While you are waiting for the yeast to work sieve both flours into a larger bowl and add the salt and oil. Rub the mixture through with your fingers and make a well in the centre of the ingredients. Once the yeast is ready pour it into the well in the dry ingredients s and loosely work together with a fork. Once the wet and dry ingredients have started forming a dough (if it looks a bit dry at this stage then add a little more warm water) tip them out onto a well-floured surface and begin kneading. Knead away for a good 10 minutes until you have a nice smooth dough. Put this dough into a large clean bowl oiled (extra virgin again) bowl (oil the top of the dough too) then cover with a cloth and leave in a warm place until the dough has doubled in size (this is normally about an hour).
After an hour tip the dough back out onto a floured surface and knock back and then knead again briefly. The divide the dough into four equal portions and leave covered for a further 15 minutes so that it has time to rise again. Once the portions are nice and fluffy you are ready to roll and stretch your dough into the trays. If you are making garlic bread as a starter 9 an essential part of Pizza night for us!) then divide one of the portions into four and roll each into a 6-inch long tear shaped bread. Place these on a greased pizza tray, drizzle with oil and slash each 3 times with a pizza wheel and leave while you make the pizzas.

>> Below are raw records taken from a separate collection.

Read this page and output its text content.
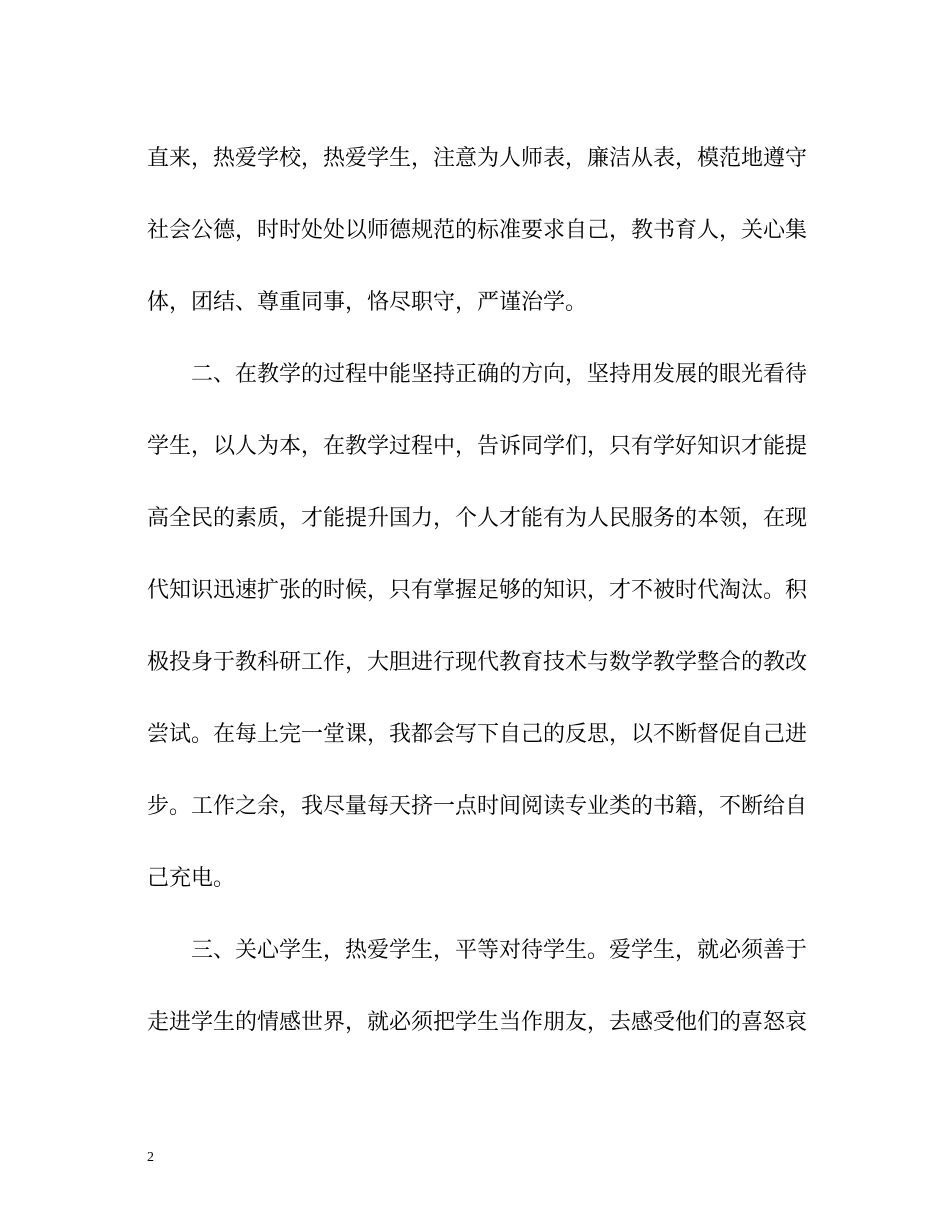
直来，热爱学校，热爱学生，注意为人师表，廉洁从表，模范地遵守
社会公德，时时处处以师德规范的标准要求自己，教书育人，关心集
体，团结、尊重同事，恪尽职守，严谨治学。
二、在教学的过程中能坚持正确的方向，坚持用发展的眼光看待
学生，以人为本，在教学过程中，告诉同学们，只有学好知识才能提
高全民的素质，才能提升国力，个人才能有为人民服务的本领，在现
代知识迅速扩张的时候，只有掌握足够的知识，才不被时代淘汰。积
极投身于教科研工作，大胆进行现代教育技术与数学教学整合的教改
尝试。在每上完一堂课，我都会写下自己的反思，以不断督促自己进
步。工作之余，我尽量每天挤一点时间阅读专业类的书籍，不断给自
己充电。
三、关心学生，热爱学生，平等对待学生。爱学生，就必须善于
走进学生的情感世界，就必须把学生当作朋友，去感受他们的喜怒哀
2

As we don’t have the knack of stretching and spinning the dough in the air like many flashy Italian pizza makers we start by lightly rolling each pizza until it is about 8 inches across then by flipping the dough from hand to hand we gently stretch it until it is about 12 inches across. However if you’re not confident in doing this simply roll the dough out to the size of your tray. Either way once you have reached the desired size lay the base into the tray. Once all your trays are full then you can begin adding the toppings before leaving the completed pizza for another 10-15 minutes for a final chance to rise. When they are ready cook drizzles each with some extra virgin olive oil and then cook in the hot oven for around 10 minutes until the base is golden brown and the toppings bubbling. The garlic bread will take the same time and when these are ready spread with home made garlic butter and add a twist of sea salt.
Top tips for toppings
Tomato base – take two good quality tins of plum tomatoes and put them into a wok or large pan. Break the tomatoes up and then cook on a medium heat until they are nice and thick
Cheese – the balls of mozzarella are far superior the nasty grated yellow stuff!
Other cheeses that work well are dolcelata, Gorgonzola and stringy cheese such as emenental and Gouda. We always like to make a four-cheese pizza with mozzarella a blue cheese a stringy cheese and some Parmesan
Fresh basil – a total must. Add fresh leaves to a cooked pizza too!
Garlic – we add finely chopped garlic to all our pizza.